The age of copyright trolls?

Robert Zelnick, an attorney at McDermott Will & Emery, recently wrote an interesting article on Righthaven LLC, a company that buys up copyrights and then licenses them to, or threatens legal action against, organizations and individuals that post them on the web. This article about the new “copyright troll” is interesting and illuminating. There are, however, a few oversimplifications and at least one point overlooked. First, “don’t copy” is just too simple a solution. As an expert witness in copyright litigation, I know that things can look the same without being copied. Also, there are the fair use exceptions that leave lots of wiggle room. So even if someone doesn’t copy at all, there’s a chance of being hit with a lawsuit because two texts are surprisingly similar.

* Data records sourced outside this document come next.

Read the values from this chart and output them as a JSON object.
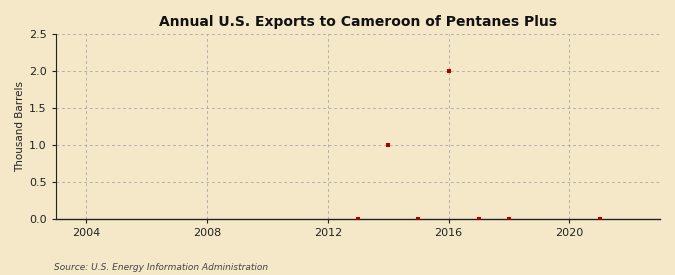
{
  "title": "Annual U.S. Exports to Cameroon of Pentanes Plus",
  "ylabel": "Thousand Barrels",
  "source": "Source: U.S. Energy Information Administration",
  "background_color": "#f5e8c8",
  "plot_bg_color": "#f5e8c8",
  "xlim": [
    2003,
    2023
  ],
  "ylim": [
    0.0,
    2.5
  ],
  "xticks": [
    2004,
    2008,
    2012,
    2016,
    2020
  ],
  "yticks": [
    0.0,
    0.5,
    1.0,
    1.5,
    2.0,
    2.5
  ],
  "data_years": [
    2013,
    2014,
    2015,
    2016,
    2017,
    2018,
    2021
  ],
  "data_values": [
    0.0,
    1.0,
    0.0,
    2.0,
    0.0,
    0.0,
    0.0
  ],
  "marker_color": "#aa0000",
  "marker_size": 3.5,
  "grid_color": "#999999",
  "axis_color": "#222222",
  "title_fontsize": 10,
  "label_fontsize": 7.5,
  "tick_fontsize": 8,
  "source_fontsize": 6.5
}
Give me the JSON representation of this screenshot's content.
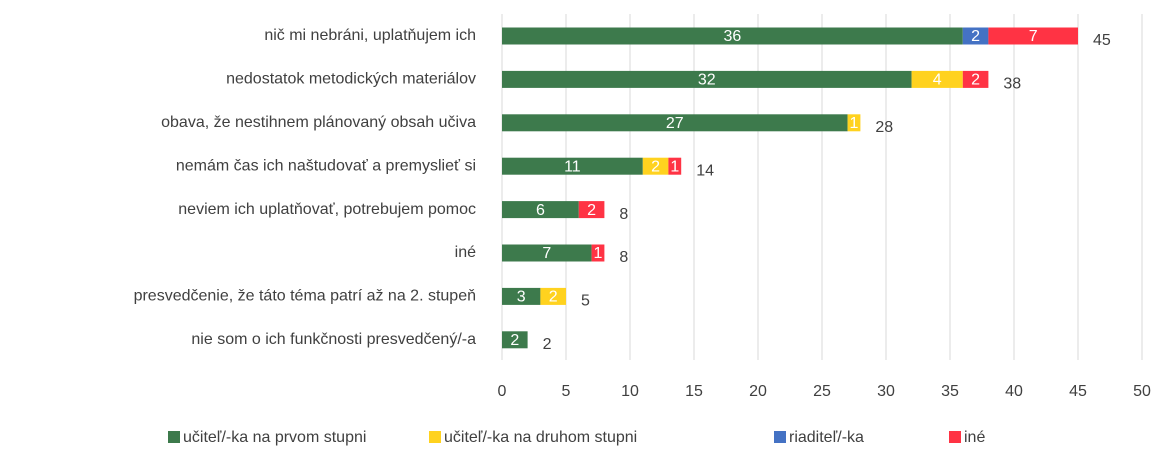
{
  "chart_data": {
    "type": "stacked-bar-horizontal",
    "categories": [
      "nič mi nebráni, uplatňujem ich",
      "nedostatok metodických materiálov",
      "obava, že nestihnem plánovaný obsah učiva",
      "nemám čas ich naštudovať a premyslieť si",
      "neviem ich uplatňovať, potrebujem pomoc",
      "iné",
      "presvedčenie, že táto téma patrí až na 2. stupeň",
      "nie som o ich funkčnosti presvedčený/-a"
    ],
    "series": [
      {
        "name": "učiteľ/-ka na prvom stupni",
        "color": "#3d7a4c",
        "values": [
          36,
          32,
          27,
          11,
          6,
          7,
          3,
          2
        ]
      },
      {
        "name": "učiteľ/-ka na druhom stupni",
        "color": "#ffd21f",
        "values": [
          null,
          4,
          1,
          2,
          null,
          null,
          2,
          null
        ]
      },
      {
        "name": "riaditeľ/-ka",
        "color": "#4472c4",
        "values": [
          2,
          null,
          null,
          null,
          null,
          null,
          null,
          null
        ]
      },
      {
        "name": "iné",
        "color": "#ff3344",
        "values": [
          7,
          2,
          null,
          1,
          2,
          1,
          null,
          null
        ]
      }
    ],
    "totals": [
      45,
      38,
      28,
      14,
      8,
      8,
      5,
      2
    ],
    "xlim": [
      0,
      50
    ],
    "xticks": [
      0,
      5,
      10,
      15,
      20,
      25,
      30,
      35,
      40,
      45,
      50
    ],
    "grid": true,
    "legend": "bottom"
  }
}
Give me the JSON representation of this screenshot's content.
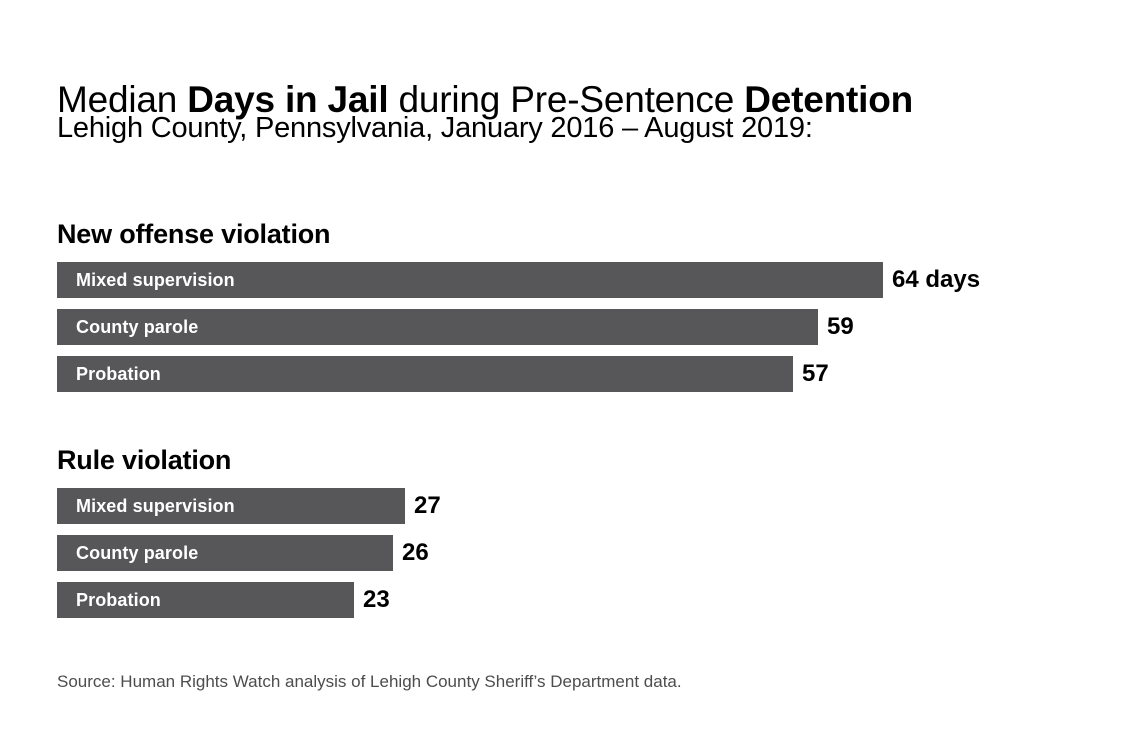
{
  "title": {
    "parts": [
      {
        "text": "Median ",
        "bold": false
      },
      {
        "text": "Days in Jail",
        "bold": true
      },
      {
        "text": " during Pre-Sentence ",
        "bold": false
      },
      {
        "text": "Detention",
        "bold": true
      }
    ],
    "plain": "Median Days in Jail during Pre-Sentence Detention"
  },
  "subtitle": "Lehigh County, Pennsylvania, January 2016 – August 2019:",
  "source": "Source: Human Rights Watch analysis of Lehigh County Sheriff’s Department data.",
  "colors": {
    "background": "#ffffff",
    "bar": "#57575a",
    "bar_label_text": "#ffffff",
    "value_text": "#000000",
    "title_text": "#000000",
    "source_text": "#4d4d4d"
  },
  "chart_data": {
    "type": "bar",
    "orientation": "horizontal",
    "title": "Median Days in Jail during Pre-Sentence Detention",
    "subtitle": "Lehigh County, Pennsylvania, January 2016 – August 2019:",
    "unit": "days",
    "xlim": [
      0,
      64
    ],
    "grid": false,
    "legend": false,
    "axes_shown": false,
    "categories": [
      "Mixed supervision",
      "County parole",
      "Probation"
    ],
    "groups": [
      {
        "label": "New offense violation",
        "bars": [
          {
            "category": "Mixed supervision",
            "value": 64,
            "value_label": "64 days"
          },
          {
            "category": "County parole",
            "value": 59,
            "value_label": "59"
          },
          {
            "category": "Probation",
            "value": 57,
            "value_label": "57"
          }
        ]
      },
      {
        "label": "Rule violation",
        "bars": [
          {
            "category": "Mixed supervision",
            "value": 27,
            "value_label": "27"
          },
          {
            "category": "County parole",
            "value": 26,
            "value_label": "26"
          },
          {
            "category": "Probation",
            "value": 23,
            "value_label": "23"
          }
        ]
      }
    ],
    "source": "Source: Human Rights Watch analysis of Lehigh County Sheriff’s Department data."
  }
}
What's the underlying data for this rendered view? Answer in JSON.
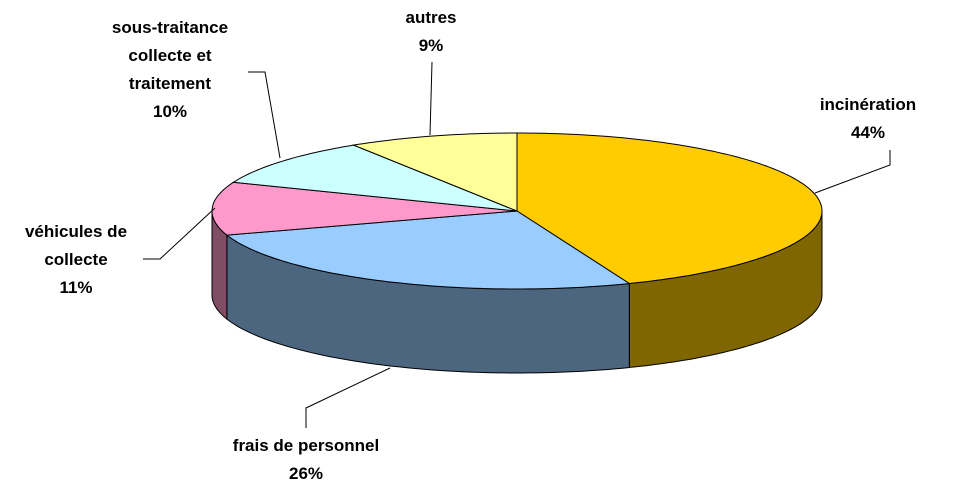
{
  "chart_data": {
    "type": "pie3d",
    "categories": [
      "incinération",
      "frais de personnel",
      "véhicules de collecte",
      "sous-traitance collecte et traitement",
      "autres"
    ],
    "values": [
      44,
      26,
      11,
      10,
      9
    ],
    "value_labels": [
      "44%",
      "26%",
      "11%",
      "10%",
      "9%"
    ],
    "colors": [
      "#ffcc00",
      "#99ccff",
      "#ff99cc",
      "#ccffff",
      "#ffff99"
    ],
    "side_colors": [
      "#806600",
      "#4d6680",
      "#804d66",
      "#668080",
      "#808033"
    ]
  }
}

And not copying at all means society will lose important works of commentary, satire, and news.

Second, Zelnick doesn’t foresee the possible ultimate business model of Righthaven. While I don’t agree or disagree with Righthaven’s motives, I believe I see where they’re going. Jerome Lemelson was perhaps the first patent troll, but definitely the first to reach $1 billion in personal fortune from his effort. My understanding is that he started by bringing actions against small companies that could not easily defend themselves and Japanese companies that didn’t understand U.S. patent law. These companies saw his royalty fees as small compared to the costs of hiring lawyers to study and defend the patent infringement suits he brought. After amassing a huge war chest, Lemelson went after bigger and bigger companies and sought bigger and bigger payments. The more capital he had, the easier it was to win these battles.

While Righthaven will probably never collect the multimillion dollar awards that Lemelson did, consider that nearly everyone in the world writes. There are thousands of novelists, thousands of journalists, thousands of researchers, and millions of bloggers. And copyright also applies to artists, filmmakers, and computer programmers. Righthaven, and companies like it, can potentially collect more than Lemelson even hoped for, and at less expense.

I believe that Righthaven and its business model should not be underestimated. The solution to protecting yourself is more complex than simply not copying. The exciting part is that this new business model will create new areas of legal effort and will require the best technology to allow the protection of both copyrights and free speech.